The other night I was lying in a comfortable king size bed in my mother's comfortable air conditioned house watching cable with remote in my hand at 11:30pm. I was watching a movie from the 80's and determined to finish it before I fell asleep.
On one commercial break, I wasn't really paying attention, but I looked up at the last minute to see the end of a truck commercial. All I saw, besides the back view of a truck was the words at the bottom of the screen, "Availability ends January 4th."
Satan really hit me with that. I leave for Africa on January 4th, and all of a sudden, everything I already knew became the only thing I could think about. In a couple of weeks I would have no air condition, no comfy bed, and certainly no cable in a comfy house. I would have to explain to my children that sleeping under a mosquito net every night wasn't going to be an option but a necessity.

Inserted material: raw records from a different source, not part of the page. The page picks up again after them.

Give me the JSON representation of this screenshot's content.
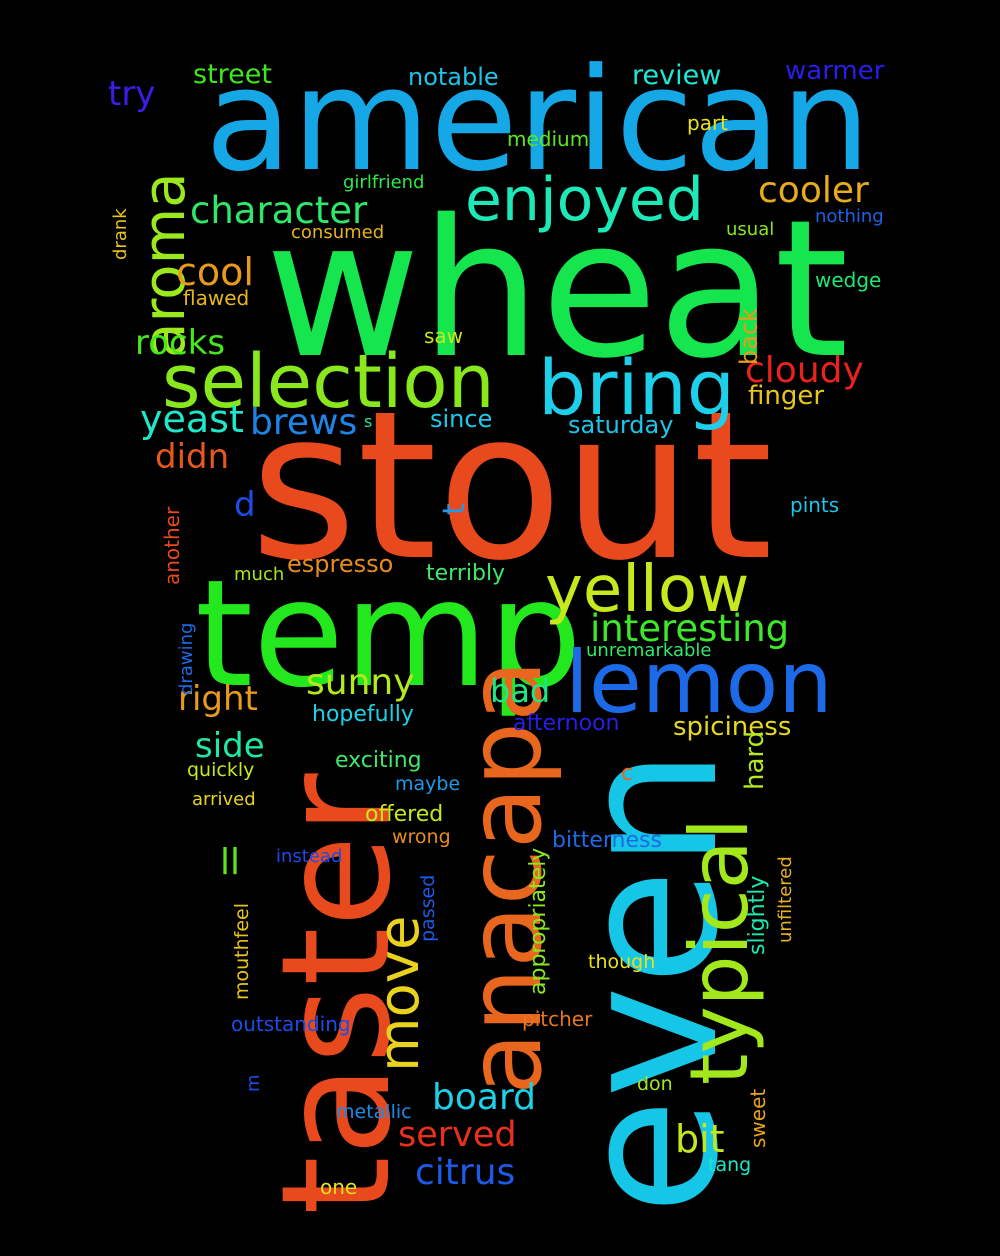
{
  "background": "#000000",
  "words": [
    {
      "text": "stout",
      "color": "#e8491d"
    },
    {
      "text": "wheat",
      "color": "#16e64e"
    },
    {
      "text": "american",
      "color": "#16a8e6"
    },
    {
      "text": "even",
      "color": "#16c6e6"
    },
    {
      "text": "taster",
      "color": "#e8491d"
    },
    {
      "text": "temp",
      "color": "#22e81d"
    },
    {
      "text": "anacapa",
      "color": "#e8661d"
    },
    {
      "text": "lemon",
      "color": "#1d6ae8"
    },
    {
      "text": "typical",
      "color": "#a3e81d"
    },
    {
      "text": "selection",
      "color": "#88e81d"
    },
    {
      "text": "bring",
      "color": "#1dcfe8"
    },
    {
      "text": "yellow",
      "color": "#c7e81d"
    },
    {
      "text": "aroma",
      "color": "#9ae81d"
    },
    {
      "text": "enjoyed",
      "color": "#1de8b8"
    },
    {
      "text": "move",
      "color": "#e8d21d"
    },
    {
      "text": "character",
      "color": "#2ee86a"
    },
    {
      "text": "cooler",
      "color": "#e8ab1d"
    },
    {
      "text": "interesting",
      "color": "#3ee82a"
    },
    {
      "text": "cool",
      "color": "#e89a1d"
    },
    {
      "text": "yeast",
      "color": "#1de8c9"
    },
    {
      "text": "brews",
      "color": "#1d85e8"
    },
    {
      "text": "cloudy",
      "color": "#e8231d"
    },
    {
      "text": "board",
      "color": "#1dd1e8"
    },
    {
      "text": "citrus",
      "color": "#1d5ae8"
    },
    {
      "text": "served",
      "color": "#e8301d"
    },
    {
      "text": "bit",
      "color": "#c0e81d"
    },
    {
      "text": "sunny",
      "color": "#b5e81d"
    },
    {
      "text": "didn",
      "color": "#e8571d"
    },
    {
      "text": "right",
      "color": "#e89a1d"
    },
    {
      "text": "side",
      "color": "#1de8a4"
    },
    {
      "text": "rocks",
      "color": "#46e81d"
    },
    {
      "text": "bad",
      "color": "#1de884"
    },
    {
      "text": "ll",
      "color": "#5ae81d"
    },
    {
      "text": "d",
      "color": "#1d4ce8"
    },
    {
      "text": "try",
      "color": "#3a1de8"
    },
    {
      "text": "spiciness",
      "color": "#e8d81d"
    },
    {
      "text": "hard",
      "color": "#b5e81d"
    },
    {
      "text": "saturday",
      "color": "#1dc5e8"
    },
    {
      "text": "finger",
      "color": "#e8c41d"
    },
    {
      "text": "back",
      "color": "#e89a1d"
    },
    {
      "text": "street",
      "color": "#3ee81d"
    },
    {
      "text": "review",
      "color": "#1de8d8"
    },
    {
      "text": "warmer",
      "color": "#2a1de8"
    },
    {
      "text": "notable",
      "color": "#1dc4e8"
    },
    {
      "text": "espresso",
      "color": "#e88c1d"
    },
    {
      "text": "since",
      "color": "#1dc9e8"
    },
    {
      "text": "slightly",
      "color": "#1de8b0"
    },
    {
      "text": "appropriately",
      "color": "#8ae81d"
    },
    {
      "text": "t",
      "color": "#1d9ae8"
    },
    {
      "text": "hopefully",
      "color": "#1dd1e8"
    },
    {
      "text": "afternoon",
      "color": "#2a1de8"
    },
    {
      "text": "exciting",
      "color": "#3ee86a"
    },
    {
      "text": "bitterness",
      "color": "#1d6ae8"
    },
    {
      "text": "offered",
      "color": "#c7e81d"
    },
    {
      "text": "terribly",
      "color": "#3ee86a"
    },
    {
      "text": "pitcher",
      "color": "#e8761d"
    },
    {
      "text": "outstanding",
      "color": "#1d4ce8"
    },
    {
      "text": "sweet",
      "color": "#e8a21d"
    },
    {
      "text": "flawed",
      "color": "#e8b61d"
    },
    {
      "text": "medium",
      "color": "#5ae81d"
    },
    {
      "text": "part",
      "color": "#e8e21d"
    },
    {
      "text": "girlfriend",
      "color": "#2ee84a"
    },
    {
      "text": "consumed",
      "color": "#e8b21d"
    },
    {
      "text": "usual",
      "color": "#8ae81d"
    },
    {
      "text": "nothing",
      "color": "#1d62e8"
    },
    {
      "text": "wedge",
      "color": "#1de874"
    },
    {
      "text": "saw",
      "color": "#c7e81d"
    },
    {
      "text": "s",
      "color": "#1de8a4"
    },
    {
      "text": "pints",
      "color": "#1dc4e8"
    },
    {
      "text": "another",
      "color": "#e8491d"
    },
    {
      "text": "drank",
      "color": "#e8c41d"
    },
    {
      "text": "drawing",
      "color": "#1d6ae8"
    },
    {
      "text": "much",
      "color": "#a3e81d"
    },
    {
      "text": "unremarkable",
      "color": "#2ee86a"
    },
    {
      "text": "quickly",
      "color": "#c7e81d"
    },
    {
      "text": "arrived",
      "color": "#e8d21d"
    },
    {
      "text": "maybe",
      "color": "#1d9ae8"
    },
    {
      "text": "wrong",
      "color": "#e88c1d"
    },
    {
      "text": "instead",
      "color": "#1d4ce8"
    },
    {
      "text": "c",
      "color": "#e8661d"
    },
    {
      "text": "mouthfeel",
      "color": "#e8c41d"
    },
    {
      "text": "passed",
      "color": "#1d5ae8"
    },
    {
      "text": "unfiltered",
      "color": "#e8b21d"
    },
    {
      "text": "though",
      "color": "#e8e21d"
    },
    {
      "text": "m",
      "color": "#1d4ce8"
    },
    {
      "text": "don",
      "color": "#a3e81d"
    },
    {
      "text": "metallic",
      "color": "#1d8ae8"
    },
    {
      "text": "one",
      "color": "#e8e21d"
    },
    {
      "text": "tang",
      "color": "#1de8c4"
    }
  ]
}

After a few minutes of heart-racing thoughts and a little panic, I remembered my call. In Virginia, that is what we were told to think about at times like this. I just didn't think it would happen before I landed in Uganda.
God quietly repeated what He has said to me last year. "Kathryn, what are you here on Earth for?"
The panic settled, my heart stopped racing, and I realized that this is going to be a constant battle for a while until I realize that I do not deserve comfort. I was never promised air condition. I don't need a plush American life to exist.
Yep, I'll be working on my selfishness awhile.